The people around her had slowed to a stop as well. A breeze colder than ice touched her, and without surprise, she knew that they had reached the top of the stairs and were standing upon the building's roof. It was as dark without as it had been within. She stared upward and saw nothing.
"Horizons. Absolutely baffling," somebody murmured beside her.
"Not once you get used to them," she replied.

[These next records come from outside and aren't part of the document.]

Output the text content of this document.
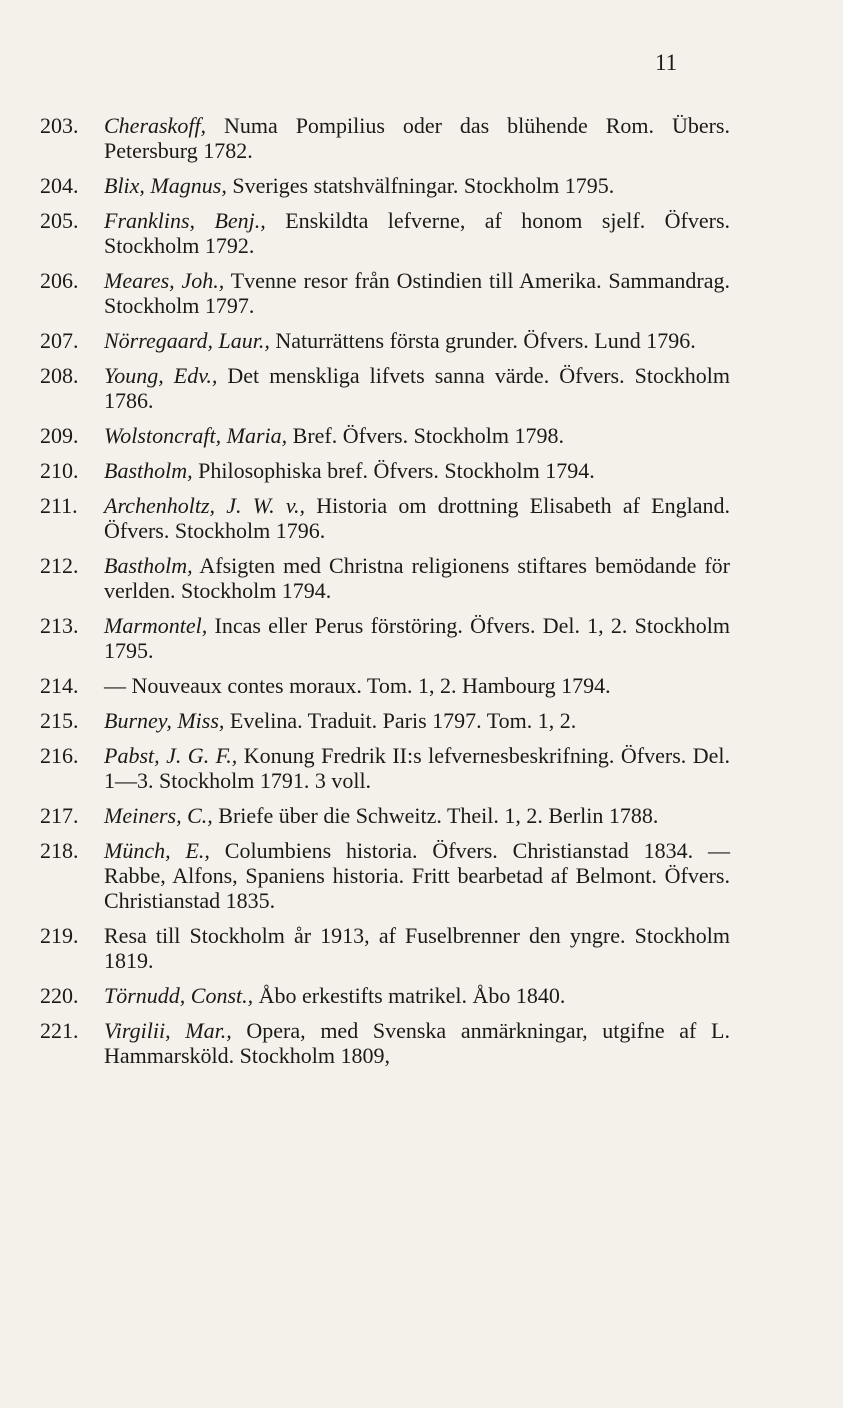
11
203.	Cheraskoff, Numa Pompilius oder das blühende Rom. Übers. Petersburg 1782.
204.	Blix, Magnus, Sveriges statshvälfningar. Stockholm 1795.
205.	Franklins, Benj., Enskildta lefverne, af honom sjelf. Öfvers. Stockholm 1792.
206.	Meares, Joh., Tvenne resor från Ostindien till Amerika. Sammandrag. Stockholm 1797.
207.	Nörregaard, Laur., Naturrättens första grunder. Öfvers. Lund 1796.
208.	Young, Edv., Det menskliga lifvets sanna värde. Öfvers. Stockholm 1786.
209.	Wolstoncraft, Maria, Bref. Öfvers. Stockholm 1798.
210.	Bastholm, Philosophiska bref. Öfvers. Stockholm 1794.
211.	Archenholtz, J. W. v., Historia om drottning Elisabeth af England. Öfvers. Stockholm 1796.
212.	Bastholm, Afsigten med Christna religionens stiftares bemödande för verlden. Stockholm 1794.
213.	Marmontel, Incas eller Perus förstöring. Öfvers. Del. 1, 2. Stockholm 1795.
214.	— Nouveaux contes moraux. Tom. 1, 2. Hambourg 1794.
215.	Burney, Miss, Evelina. Traduit. Paris 1797. Tom. 1, 2.
216.	Pabst, J. G. F., Konung Fredrik II:s lefvernesbeskrifning. Öfvers. Del. 1—3. Stockholm 1791. 3 voll.
217.	Meiners, C., Briefe über die Schweitz. Theil. 1, 2. Berlin 1788.
218.	Münch, E., Columbiens historia. Öfvers. Christianstad 1834. — Rabbe, Alfons, Spaniens historia. Fritt bearbetad af Belmont. Öfvers. Christianstad 1835.
219.	Resa till Stockholm år 1913, af Fuselbrenner den yngre. Stockholm 1819.
220.	Törnudd, Const., Åbo erkestifts matrikel. Åbo 1840.
221.	Virgilii, Mar., Opera, med Svenska anmärkningar, utgifne af L. Hammarsköld. Stockholm 1809,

"Up and down -- are these hierarchic values?"
"They don't have to be."
"Motion. What a delightful concept."
"We like it."
"So you _are_ me?"
"No. I mean, I don't think so."
"Why?"
She was struggling to find an answer to this, when somebody gasped. High up in the starless, featureless sky, a light bloomed. The crowd around her rustled with unspoken fear. Brighter, the light grew. Brighter still. She could feel heat radiating from it, slight but definite, like the rumor of a distant sun. Everyone about her was frozen with horror. More terrifying than a light where none was possible was the presence of heat. It simply could not be. And yet it was.
She, along with the others, waited and watched for ... something. She could not say what. The light shifted slowly in the sky. It was small, intense, ugly.
Then the light _screamed._
She woke up.
"Wow," she said. "I just had the weirdest dream."
"Did you?" Alan said casually.
"Yeah. There was this light in the sky. It was like a nuclear bomb or something. I mean, it didn't look anything like a nuclear bomb, but it was terrifying the way a nuclear bomb would be. Everybody was staring at it. We couldn't move. And then..." She shook her head. "I lost it. I'm sorry. It was so just so strange. I can't put it into words."
"Never mind that," Consuelo said cheerily. "We're getting some great readings down below the surface. Fractional polymers, long-chain hydrocarbons ... fabulous stuff. You really should try to stay awake to catch some of this."
She was fully awake now, and not feeling too happy about it. "I guess that means that nobody's come up with any good ideas yet on how I might get down."
"Uh ... what do you mean?"
"Because if they had, you wouldn't be so goddamned upbeat, would you?"
"_Some_body woke up on the wrong side of the bed," Alan said. "Please remember that there are certain words we don't use in public."
"I'm sorry," Consuelo said. "I was just trying to -- "
" -- distract me. Okay, fine. What the hey. I can play along." Lizzie pulled herself together. "So your findings mean ... what? Life?"
"I keep telling you guys. It's too early to make that kind of determination. What we've got so far are just some very, very interesting readings."
"Tell her the big news," Alan said.
"Brace yourself. We've got a real ocean! Not this tiny little two-hundred-by-fifty-miles glorified lake we've been calling a sea, but a genuine ocean! Sonar readings show that what we see is just an evaporation pan atop a thirty- kilometer-thick cap of ice. The real ocean lies underneath, two hundred kilometers deep."